Anna Geary

Personal information
- Irish name: Ánna Ní Ghadhra
- Sport: Camogie
- Position: Full Back
- Born: 28 July 1987 (age 37) Cork, Ireland
- Nickname: Asumpta

Club(s)
- Years: Club
- Milford

Club titles
- All-Ireland Titles: 4

Inter-county(ies)
- Years: County
- 2003–2015: Cork

Inter-county titles
- All-Irelands: 4
- All Stars: 6

= Anna Geary =

Camogie player and television presenter

Anna Geary (born 28 July 1987) is a retired camogie player and television personality from Milford, County Cork, Ireland.

== Sporting career ==

She is a winner of four All Star awards, most recently in 2011. She previously won All-Star awards in 2005 and 2006 and 2010. and All Ireland medals in 2005 2006, 2009 and 2014. She was nominated for a further All-Star award in 2007.

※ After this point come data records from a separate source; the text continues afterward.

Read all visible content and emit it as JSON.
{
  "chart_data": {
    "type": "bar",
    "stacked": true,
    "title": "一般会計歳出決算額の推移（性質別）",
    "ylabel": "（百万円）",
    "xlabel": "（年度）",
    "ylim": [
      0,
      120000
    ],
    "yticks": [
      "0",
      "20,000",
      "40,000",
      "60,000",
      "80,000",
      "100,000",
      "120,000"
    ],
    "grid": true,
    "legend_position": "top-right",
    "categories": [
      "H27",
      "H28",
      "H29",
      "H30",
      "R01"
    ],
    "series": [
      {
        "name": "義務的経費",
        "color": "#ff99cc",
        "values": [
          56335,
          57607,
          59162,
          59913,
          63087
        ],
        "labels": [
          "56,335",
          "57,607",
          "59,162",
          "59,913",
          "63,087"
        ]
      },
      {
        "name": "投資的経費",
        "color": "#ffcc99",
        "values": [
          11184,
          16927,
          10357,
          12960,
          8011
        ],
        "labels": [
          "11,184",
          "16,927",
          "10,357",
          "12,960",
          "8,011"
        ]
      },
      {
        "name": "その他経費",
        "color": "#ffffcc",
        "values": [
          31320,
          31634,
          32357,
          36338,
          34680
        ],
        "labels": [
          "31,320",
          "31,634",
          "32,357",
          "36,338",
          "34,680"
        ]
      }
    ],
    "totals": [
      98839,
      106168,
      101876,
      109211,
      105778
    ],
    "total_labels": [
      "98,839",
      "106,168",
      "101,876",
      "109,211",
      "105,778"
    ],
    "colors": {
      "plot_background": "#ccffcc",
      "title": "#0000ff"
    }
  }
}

Geary was captain as Cork won the 2014 All-Ireland Senior Camogie Championship. Geary Is the winner of 3 All Ireland Club medals in 2013, 2014 and 2016. Three Munster camogie club medals and three county camogie medals with her club Milford.
She also won a European camogie championship playing for GSC Luxembourg in 2008. In May 2015, Geary announced her retirement from inter-county camogie at the age of 27.

== Television career ==

In 2015, she joined the coaching panel of the RTÉ One reality competition series, Ireland's Fittest Family. In her first year on the series she made it to the final with her family, the Daverns, ultimately finishing in third place. She returned to the show in 2016, winning this time with the Cummins family from County Tipperary. It was confirmed in May 2017 that Geary would return to the series for a third consecutive year alongside Davy Fitzgerald, returning coach Derval O'Rourke and new coach, Donncha O'Callaghan.

In 2016, she hosted a weekly sport segment on TV3's The Seven O'Clock Show with Martin King and Lucy Kennedy.

She was also a contributor on Marty Morrissey's weekly RTÉ Radio 1 show, The Marty Squad.

In 2017, she was announced as the pitch-side presenter of eir Sport's Match Night Live. She has regularly contributed as an analyst on RTÉ's The Sunday Game.

In 2018, Geary competed in the second series of Dancing with the Stars and finished runner-up.

In June 2023, she announced that she would be stepping down from Ireland's Fittest Family, with Sonia O'Sullivan replacing her as coach.

==Writing==

In 2024, Geary published a non-fiction book, Anna's Game Plan.

== Personal life ==
In October 2019, Geary married her long-time partner, Dublin man Kevin Sexton, in a ceremony at Castlemartyr, County Cork. She gave birth to a baby boy in 2023.